Langley resident and poet Judith Adams has been selected again to serve on Humanities Washington’s Speakers Bureau.
She will give presentations around the state at libraries, museums and cultural centers for the next two years in a talk titled, “The Poetic Apothecary: Poems for Healing and Comfort.”
“Judith is one of 33 speakers chosen for the 2019-2020 Speakers Bureau,” said Hannah Schwendeman, Humanities Washington program manager and communications coordinator. “This is her second term as she also served as a speaker from 2017-2018.”
The Speakers Bureau is a statewide program that selects a variety of historians, scientists, scholars, writers and activists chosen for their expertise and their ability to inspire discussion with people of all ages and backgrounds.
Humanities Washington, a nonprofit affiliated with the National Endowment for the Humanities, hosts the free talks with a wide range of organizations. It aims to spark conversation on history, politics, music, philosophy, and everything in between.
For the past two years, Adams’ presentations have addressed bringing poetry back into the lives of adults who often lose the childhood delight of a poem’s stories, humor, absurdity and rhyming cadences.
Her next series focuses on poetry’s restorative powers. She plans to recite and explore poems that help people understand grief, fear, sadness and loss.
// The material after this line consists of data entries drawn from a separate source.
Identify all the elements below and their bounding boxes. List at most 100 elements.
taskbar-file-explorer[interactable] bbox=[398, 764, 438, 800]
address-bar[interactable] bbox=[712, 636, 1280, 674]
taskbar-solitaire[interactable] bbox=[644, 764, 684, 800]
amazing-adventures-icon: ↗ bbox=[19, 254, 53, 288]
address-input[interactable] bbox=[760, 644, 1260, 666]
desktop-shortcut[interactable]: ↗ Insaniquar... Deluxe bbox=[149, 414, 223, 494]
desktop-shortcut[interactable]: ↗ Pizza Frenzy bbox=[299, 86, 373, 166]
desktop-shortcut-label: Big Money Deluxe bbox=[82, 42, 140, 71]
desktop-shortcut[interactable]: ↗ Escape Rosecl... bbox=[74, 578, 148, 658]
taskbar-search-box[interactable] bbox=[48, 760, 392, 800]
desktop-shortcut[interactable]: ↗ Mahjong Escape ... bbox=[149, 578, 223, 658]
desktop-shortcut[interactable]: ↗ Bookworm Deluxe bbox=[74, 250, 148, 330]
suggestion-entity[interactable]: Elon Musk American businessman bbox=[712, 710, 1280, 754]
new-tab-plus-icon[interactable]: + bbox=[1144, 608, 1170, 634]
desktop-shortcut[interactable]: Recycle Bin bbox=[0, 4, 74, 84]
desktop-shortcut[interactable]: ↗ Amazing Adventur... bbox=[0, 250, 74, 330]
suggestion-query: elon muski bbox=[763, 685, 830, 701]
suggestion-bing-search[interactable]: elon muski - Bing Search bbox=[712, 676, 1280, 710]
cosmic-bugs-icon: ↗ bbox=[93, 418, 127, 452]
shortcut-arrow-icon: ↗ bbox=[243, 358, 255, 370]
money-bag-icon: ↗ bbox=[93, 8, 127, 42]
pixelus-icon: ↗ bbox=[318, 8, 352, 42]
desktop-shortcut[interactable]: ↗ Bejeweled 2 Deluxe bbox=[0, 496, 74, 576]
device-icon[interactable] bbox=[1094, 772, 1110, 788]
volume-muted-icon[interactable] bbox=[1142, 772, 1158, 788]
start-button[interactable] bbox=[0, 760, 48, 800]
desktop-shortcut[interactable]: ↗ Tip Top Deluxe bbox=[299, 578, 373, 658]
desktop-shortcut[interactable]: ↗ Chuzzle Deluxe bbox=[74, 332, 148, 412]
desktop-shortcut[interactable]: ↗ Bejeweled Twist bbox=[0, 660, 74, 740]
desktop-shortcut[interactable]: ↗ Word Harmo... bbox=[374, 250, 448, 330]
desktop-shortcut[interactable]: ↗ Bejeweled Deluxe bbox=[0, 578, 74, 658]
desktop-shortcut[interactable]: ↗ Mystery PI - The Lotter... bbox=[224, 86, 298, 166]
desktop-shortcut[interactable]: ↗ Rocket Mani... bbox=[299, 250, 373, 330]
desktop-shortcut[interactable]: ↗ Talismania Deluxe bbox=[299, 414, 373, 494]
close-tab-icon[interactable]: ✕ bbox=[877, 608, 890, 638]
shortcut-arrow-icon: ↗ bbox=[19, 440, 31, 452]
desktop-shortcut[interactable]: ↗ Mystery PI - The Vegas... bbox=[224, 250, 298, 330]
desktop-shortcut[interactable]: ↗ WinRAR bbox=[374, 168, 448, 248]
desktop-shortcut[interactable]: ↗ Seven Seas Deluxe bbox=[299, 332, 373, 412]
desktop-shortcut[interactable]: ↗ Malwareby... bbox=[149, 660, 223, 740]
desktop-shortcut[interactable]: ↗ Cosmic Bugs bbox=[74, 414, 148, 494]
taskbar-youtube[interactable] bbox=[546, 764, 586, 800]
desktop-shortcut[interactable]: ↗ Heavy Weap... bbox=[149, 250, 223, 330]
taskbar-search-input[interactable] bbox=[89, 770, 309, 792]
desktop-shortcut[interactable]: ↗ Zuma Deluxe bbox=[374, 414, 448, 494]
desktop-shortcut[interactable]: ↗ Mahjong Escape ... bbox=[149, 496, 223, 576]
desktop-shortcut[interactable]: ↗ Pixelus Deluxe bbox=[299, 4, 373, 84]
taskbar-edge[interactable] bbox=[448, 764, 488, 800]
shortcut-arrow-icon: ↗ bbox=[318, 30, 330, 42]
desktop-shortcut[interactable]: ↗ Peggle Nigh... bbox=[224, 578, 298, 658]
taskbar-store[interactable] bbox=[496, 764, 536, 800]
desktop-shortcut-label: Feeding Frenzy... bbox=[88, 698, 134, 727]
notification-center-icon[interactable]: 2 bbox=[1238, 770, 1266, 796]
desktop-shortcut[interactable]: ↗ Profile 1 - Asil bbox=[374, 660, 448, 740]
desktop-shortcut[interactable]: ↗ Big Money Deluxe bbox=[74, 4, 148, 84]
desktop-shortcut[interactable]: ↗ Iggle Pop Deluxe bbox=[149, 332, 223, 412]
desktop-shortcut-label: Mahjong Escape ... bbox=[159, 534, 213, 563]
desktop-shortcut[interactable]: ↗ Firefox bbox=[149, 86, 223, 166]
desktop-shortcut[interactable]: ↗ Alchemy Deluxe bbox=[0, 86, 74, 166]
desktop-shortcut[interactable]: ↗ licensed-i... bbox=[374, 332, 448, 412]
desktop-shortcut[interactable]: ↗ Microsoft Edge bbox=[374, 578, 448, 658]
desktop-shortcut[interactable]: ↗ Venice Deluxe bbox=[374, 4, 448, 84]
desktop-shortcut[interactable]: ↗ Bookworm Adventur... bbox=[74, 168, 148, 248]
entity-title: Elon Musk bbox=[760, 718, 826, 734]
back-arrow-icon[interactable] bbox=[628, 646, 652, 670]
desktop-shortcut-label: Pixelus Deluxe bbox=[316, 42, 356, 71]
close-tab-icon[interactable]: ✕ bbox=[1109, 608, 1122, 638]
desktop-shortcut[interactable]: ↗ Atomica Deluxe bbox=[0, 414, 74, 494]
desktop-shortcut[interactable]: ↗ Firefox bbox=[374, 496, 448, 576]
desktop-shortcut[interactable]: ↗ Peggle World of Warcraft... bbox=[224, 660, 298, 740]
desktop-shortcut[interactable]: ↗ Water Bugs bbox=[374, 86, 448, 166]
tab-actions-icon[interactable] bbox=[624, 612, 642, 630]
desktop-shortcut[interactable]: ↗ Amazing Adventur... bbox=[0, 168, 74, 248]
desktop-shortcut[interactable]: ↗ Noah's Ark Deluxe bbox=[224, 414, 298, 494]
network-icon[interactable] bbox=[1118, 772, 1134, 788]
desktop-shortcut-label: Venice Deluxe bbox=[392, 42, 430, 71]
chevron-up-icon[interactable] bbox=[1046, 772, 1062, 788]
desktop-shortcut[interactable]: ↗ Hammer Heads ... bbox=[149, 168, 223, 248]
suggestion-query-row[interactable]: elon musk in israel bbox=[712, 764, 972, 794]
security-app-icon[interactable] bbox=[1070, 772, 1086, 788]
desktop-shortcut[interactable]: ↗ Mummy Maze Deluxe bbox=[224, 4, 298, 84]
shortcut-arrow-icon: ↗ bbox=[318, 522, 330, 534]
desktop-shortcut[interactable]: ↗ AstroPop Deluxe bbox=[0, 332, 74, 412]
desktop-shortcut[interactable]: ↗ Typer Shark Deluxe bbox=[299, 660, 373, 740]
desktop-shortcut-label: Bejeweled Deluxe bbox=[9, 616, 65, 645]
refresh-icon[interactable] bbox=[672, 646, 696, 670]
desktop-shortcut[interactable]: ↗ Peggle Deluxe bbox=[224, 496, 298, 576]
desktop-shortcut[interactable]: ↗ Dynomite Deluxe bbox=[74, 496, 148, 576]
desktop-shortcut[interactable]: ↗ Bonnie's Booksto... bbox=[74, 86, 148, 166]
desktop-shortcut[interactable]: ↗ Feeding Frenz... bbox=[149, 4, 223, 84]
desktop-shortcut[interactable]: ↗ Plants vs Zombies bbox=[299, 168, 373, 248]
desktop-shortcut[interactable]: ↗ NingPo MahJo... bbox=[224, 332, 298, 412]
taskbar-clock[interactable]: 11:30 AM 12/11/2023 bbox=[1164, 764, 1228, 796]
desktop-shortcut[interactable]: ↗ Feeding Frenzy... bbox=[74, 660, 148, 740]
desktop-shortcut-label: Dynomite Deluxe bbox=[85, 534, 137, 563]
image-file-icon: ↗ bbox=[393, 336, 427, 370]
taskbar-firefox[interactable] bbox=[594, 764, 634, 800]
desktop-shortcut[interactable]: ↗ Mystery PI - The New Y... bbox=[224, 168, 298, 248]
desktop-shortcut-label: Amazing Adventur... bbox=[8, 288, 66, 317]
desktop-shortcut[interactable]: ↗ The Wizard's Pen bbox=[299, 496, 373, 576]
“My new talk’s emphasis is about how poetry can be a significant part of our lives, how it can be a companion through the ups and downs of living,” she said. ” I will show that there is a poem that can be prescribed for every human emotion.”
Adams said she hopes to get into as many schools as possible during 2019-2020.
“I would like students to have a chance to share and to know that poetry is accessible to all and that there is nothing lofty or remote about poetry,” she said. “It’s really quite the reverse.”
An English-born poet who has lived in the United States since 1976, Adams has published four books of poetry, conducted poetry workshops, recorded several albums of her work and published her poems in magazines and anthologies.
She’s held readings at the Seattle Cancer Care Alliance, the Frye Art Museum and Third Place Books.